Improving metabolic flux predictions using absolute gene expression data

Abstract

Background: Constraint-based analysis of genome-scale metabolic models typically relies upon maximisation of a cellular objective function such as the rate or efficiency of biomass production. Whilst this assumption may be valid in the case of microorganisms growing under certain conditions, it is likely invalid in general, and especially for multicellular organisms, where cellular objectives differ greatly both between and within cell types. Moreover, for the purposes of biotechnological applications, it is normally the flux to a specific metabolite or product that is of interest rather than the rate of production of biomass per se.

Results: An alternative objective function is presented, that is based upon maximising the correlation between experimentally measured absolute gene expression data and predicted internal reaction fluxes. Using quantitative transcriptomics data acquired from Saccharomyces cerevisiae cultures under two growth conditions, the method outperforms traditional approaches for predicting experimentally measured exometabolic flux that are reliant upon maximisation of the rate of biomass production.
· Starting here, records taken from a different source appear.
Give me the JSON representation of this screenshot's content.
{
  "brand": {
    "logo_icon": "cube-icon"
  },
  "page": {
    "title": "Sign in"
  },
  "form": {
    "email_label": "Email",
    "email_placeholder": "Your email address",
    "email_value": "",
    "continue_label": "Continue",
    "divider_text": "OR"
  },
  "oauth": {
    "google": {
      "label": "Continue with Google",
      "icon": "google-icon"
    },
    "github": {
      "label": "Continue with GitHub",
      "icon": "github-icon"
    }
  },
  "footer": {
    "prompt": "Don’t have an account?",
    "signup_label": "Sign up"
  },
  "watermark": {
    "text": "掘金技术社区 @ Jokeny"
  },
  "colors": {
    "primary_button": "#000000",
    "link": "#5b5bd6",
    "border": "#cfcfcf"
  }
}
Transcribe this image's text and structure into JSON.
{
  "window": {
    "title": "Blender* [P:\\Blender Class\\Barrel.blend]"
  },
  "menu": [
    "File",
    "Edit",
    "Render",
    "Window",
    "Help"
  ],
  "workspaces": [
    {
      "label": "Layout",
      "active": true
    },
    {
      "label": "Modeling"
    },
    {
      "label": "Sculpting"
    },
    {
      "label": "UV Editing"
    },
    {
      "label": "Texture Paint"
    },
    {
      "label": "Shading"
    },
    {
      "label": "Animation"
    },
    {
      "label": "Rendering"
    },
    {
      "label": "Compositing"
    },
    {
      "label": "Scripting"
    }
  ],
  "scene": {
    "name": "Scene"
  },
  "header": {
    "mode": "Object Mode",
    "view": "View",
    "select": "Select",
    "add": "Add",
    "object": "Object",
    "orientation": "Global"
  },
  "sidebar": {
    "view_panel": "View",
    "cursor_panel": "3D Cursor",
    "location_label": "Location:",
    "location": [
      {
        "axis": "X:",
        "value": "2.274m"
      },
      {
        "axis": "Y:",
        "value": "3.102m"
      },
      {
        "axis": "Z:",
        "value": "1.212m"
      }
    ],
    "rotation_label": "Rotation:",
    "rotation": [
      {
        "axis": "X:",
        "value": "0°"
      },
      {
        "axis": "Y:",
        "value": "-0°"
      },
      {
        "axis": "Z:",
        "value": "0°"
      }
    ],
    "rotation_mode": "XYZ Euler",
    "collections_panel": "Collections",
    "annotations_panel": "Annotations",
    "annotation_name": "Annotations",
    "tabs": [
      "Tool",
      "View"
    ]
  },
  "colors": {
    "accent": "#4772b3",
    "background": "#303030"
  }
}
Conclusion: Due to its improved prediction of experimentally measured metabolic fluxes, and of its lack of a requirement for knowledge of the biomass composition of the organism under the conditions of interest, the approach is likely to be of rather general utility. The method has been shown to predict fluxes reliably in single cellular systems. Subsequent work will investigate the method's ability to generate condition- and tissue-specific flux predictions in multicellular organisms.

Figure 1

Steps undertaken in constraining metabolic models with gene expression data. The approach is applicable to genome-scale metabolic model that contain gene-protein-reaction (GPR) relationships. Absolute gene-expression data is mapped to individual reactions following the Boolean logic described in the “Mapping gene expression data to metabolic reactions” section of the Methods. Correlation between this gene-expression data and metabolic fluxes is maximised by following a three step algorithm comprising of: i) maximising the correlation between the initial set of irreversible reactions and the experimental data; ii) performing flux variability to determine additional reactions that must now be unidirectional; iii) repeating this cycle of maximising correlation until no extra irreversible reactions are found through flux variability analysis. The solution predicts exometabolic fluxes that can then be compared to those generated experimentally.